Рядом кто-то шевелился, на что он снова с адской болью открыл глаза. Аккуратно поворачивая голову, чтобы не делать резких движений, он смотрел на выкрашенные в чёрный волосы, рассыпавшиеся по чёрной атласной глади подушки. Он снова закрыл глаза, стараясь провалиться в сон и досмотреть то, что его тревожило, не давало в полной мере окунуться в привычное похмелье, даже ком от горла отступил, стоило картинкам перед глазами снова появиться. Взгляд его брата, осуждающий и гнетущий, стоял перед взором всё ещё затуманенных наркотиками глаз. Ком снова поступал, но теперь это было нечто другое – это его слепое обожание вырывалось наружу обидой. На что – он и сам не ответил бы.

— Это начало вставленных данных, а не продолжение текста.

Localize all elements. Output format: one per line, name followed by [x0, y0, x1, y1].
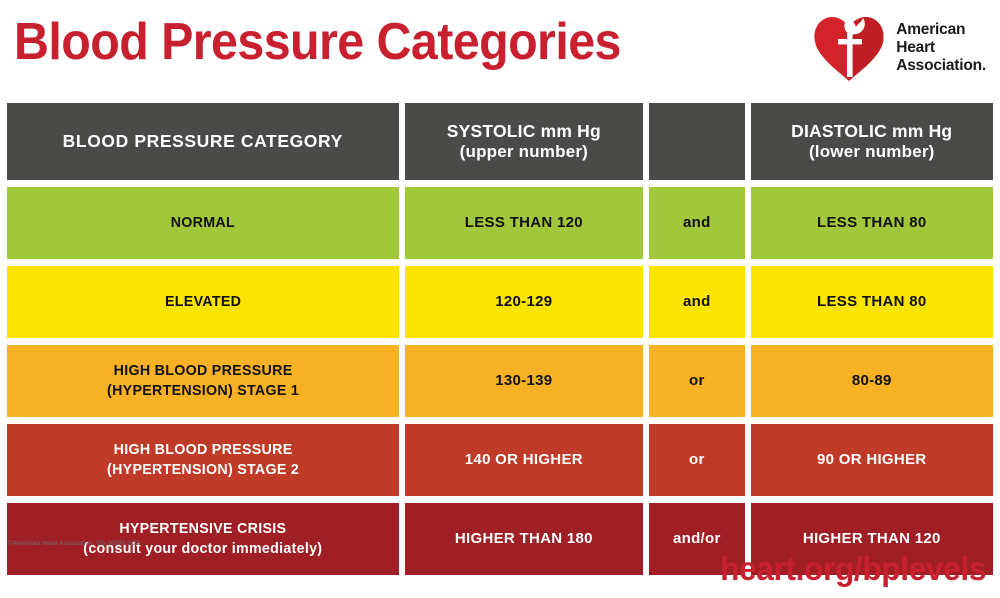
logo-wordmark-line-3: Association. — [896, 57, 986, 75]
category-cell-stage-2: HIGH BLOOD PRESSURE (HYPERTENSION) STAGE… — [7, 424, 399, 496]
column-header-systolic-label: SYSTOLIC mm Hg — [447, 121, 601, 142]
category-line-2: (HYPERTENSION) STAGE 1 — [107, 381, 299, 401]
column-header-systolic-sublabel: (upper number) — [447, 142, 601, 162]
category-line-1: NORMAL — [171, 214, 235, 232]
table-row-elevated: ELEVATED 120-129 and LESS THAN 80 — [7, 266, 993, 338]
table-row-normal: NORMAL LESS THAN 120 and LESS THAN 80 — [7, 187, 993, 259]
column-header-diastolic-label: DIASTOLIC mm Hg — [791, 121, 952, 142]
category-cell-crisis: HYPERTENSIVE CRISIS (consult your doctor… — [7, 503, 399, 575]
category-line-2: (HYPERTENSION) STAGE 2 — [107, 460, 299, 480]
category-line-1: HIGH BLOOD PRESSURE — [107, 361, 299, 381]
table-row-stage-1: HIGH BLOOD PRESSURE (HYPERTENSION) STAGE… — [7, 345, 993, 417]
category-cell-normal: NORMAL — [7, 187, 399, 259]
category-line-1: HYPERTENSIVE CRISIS — [83, 519, 322, 539]
american-heart-association-logo: American Heart Association. — [812, 10, 986, 86]
category-cell-stage-1: HIGH BLOOD PRESSURE (HYPERTENSION) STAGE… — [7, 345, 399, 417]
conjunction-cell-stage-2: or — [649, 424, 744, 496]
logo-wordmark: American Heart Association. — [896, 21, 986, 75]
heart-torch-icon — [812, 13, 886, 83]
category-line-1: ELEVATED — [165, 293, 241, 311]
logo-wordmark-line-2: Heart — [896, 39, 986, 57]
conjunction-cell-normal: and — [649, 187, 744, 259]
column-header-conjunction — [649, 103, 744, 180]
systolic-cell-elevated: 120-129 — [405, 266, 644, 338]
column-header-diastolic: DIASTOLIC mm Hg (lower number) — [751, 103, 994, 180]
diastolic-cell-normal: LESS THAN 80 — [751, 187, 994, 259]
logo-wordmark-line-1: American — [896, 21, 986, 39]
blood-pressure-categories-infographic: Blood Pressure Categories American Heart… — [0, 0, 1000, 598]
header-bar: Blood Pressure Categories American Heart… — [0, 0, 1000, 103]
blood-pressure-table: BLOOD PRESSURE CATEGORY SYSTOLIC mm Hg (… — [7, 103, 993, 582]
category-line-1: HIGH BLOOD PRESSURE — [107, 440, 299, 460]
table-header-row: BLOOD PRESSURE CATEGORY SYSTOLIC mm Hg (… — [7, 103, 993, 180]
diastolic-cell-stage-2: 90 OR HIGHER — [751, 424, 994, 496]
systolic-cell-stage-2: 140 OR HIGHER — [405, 424, 644, 496]
conjunction-cell-elevated: and — [649, 266, 744, 338]
systolic-cell-crisis: HIGHER THAN 180 — [405, 503, 644, 575]
column-header-systolic: SYSTOLIC mm Hg (upper number) — [405, 103, 644, 180]
conjunction-cell-stage-1: or — [649, 345, 744, 417]
table-row-stage-2: HIGH BLOOD PRESSURE (HYPERTENSION) STAGE… — [7, 424, 993, 496]
column-header-category: BLOOD PRESSURE CATEGORY — [7, 103, 399, 180]
website-url-link[interactable]: heart.org/bplevels — [720, 552, 986, 585]
page-title: Blood Pressure Categories — [14, 16, 621, 68]
category-cell-elevated: ELEVATED — [7, 266, 399, 338]
systolic-cell-normal: LESS THAN 120 — [405, 187, 644, 259]
column-header-diastolic-sublabel: (lower number) — [791, 142, 952, 162]
diastolic-cell-stage-1: 80-89 — [751, 345, 994, 417]
diastolic-cell-elevated: LESS THAN 80 — [751, 266, 994, 338]
copyright-notice: ©American Heart Association. DS-16580 8/… — [8, 540, 140, 547]
systolic-cell-stage-1: 130-139 — [405, 345, 644, 417]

— Доброе утро, малыш, — он знал, кто был рядом с ним. Он чувствовал поцелуй на своей шее, рассыпавшийся на десяток других, доходящих до его пупка. Он ощущал, как голое женское тело скользит по его собственному, он даже испытывал какое-то удовольствие от этого. Но этого было слишком мало. — Ты чего, как камень?
Островатое лицо появилось в пределах его видимости, заслоняя собой потолок, в который он смотрел. Резкие скулы, о которые, кажется, можно было порезаться, чёрные глаза, без линз выглядевшие, как выцветшее осеннее небо, такие же серые. Тонкие брови, выведенные карандашом, ещё немного и размазавшимся по её лицу. Он поднял руку, где на пальцах красовались буквы, выводящиеся в половину слова. Там, где вырисовано «misc», он разогнул пальцы. Провёл тонкими и костлявыми по её лицу, убирая падающие на него волосы, оставляя их у неё за ухом. Взгляд цеплялся за детали, будто запоминая её на последующие сутки, чтобы потом делать это снова и снова.
— Энни, — он хрипло и тихо позвал её, словно сомневался в реальности происходящего. — Я бы поцеловал тебя.
Она была постоянной в переменчивом мире, но не вечной. Ожидая его у себя дома, пытливо высматривая в потухшем безжизненном экране телефона его звонок. А он заперся в тесной кабинке, матеря, что унитаз мешает ему, поднимая короткое обтягивающее платье очередной без имени. Он стирал секунды, заменял их сбивчивостью минут, превращая те в часы под вуалью нереальности – осязаемое дерьмо, ныне не дающее выдохнуть без боли. Он закрыл глаза, чувствуя, как поцелуи опускаются ниже, а он сам возвращается во вчерашний день, отделённый от сегодняшнего лишь беспокойным сном без времени и места.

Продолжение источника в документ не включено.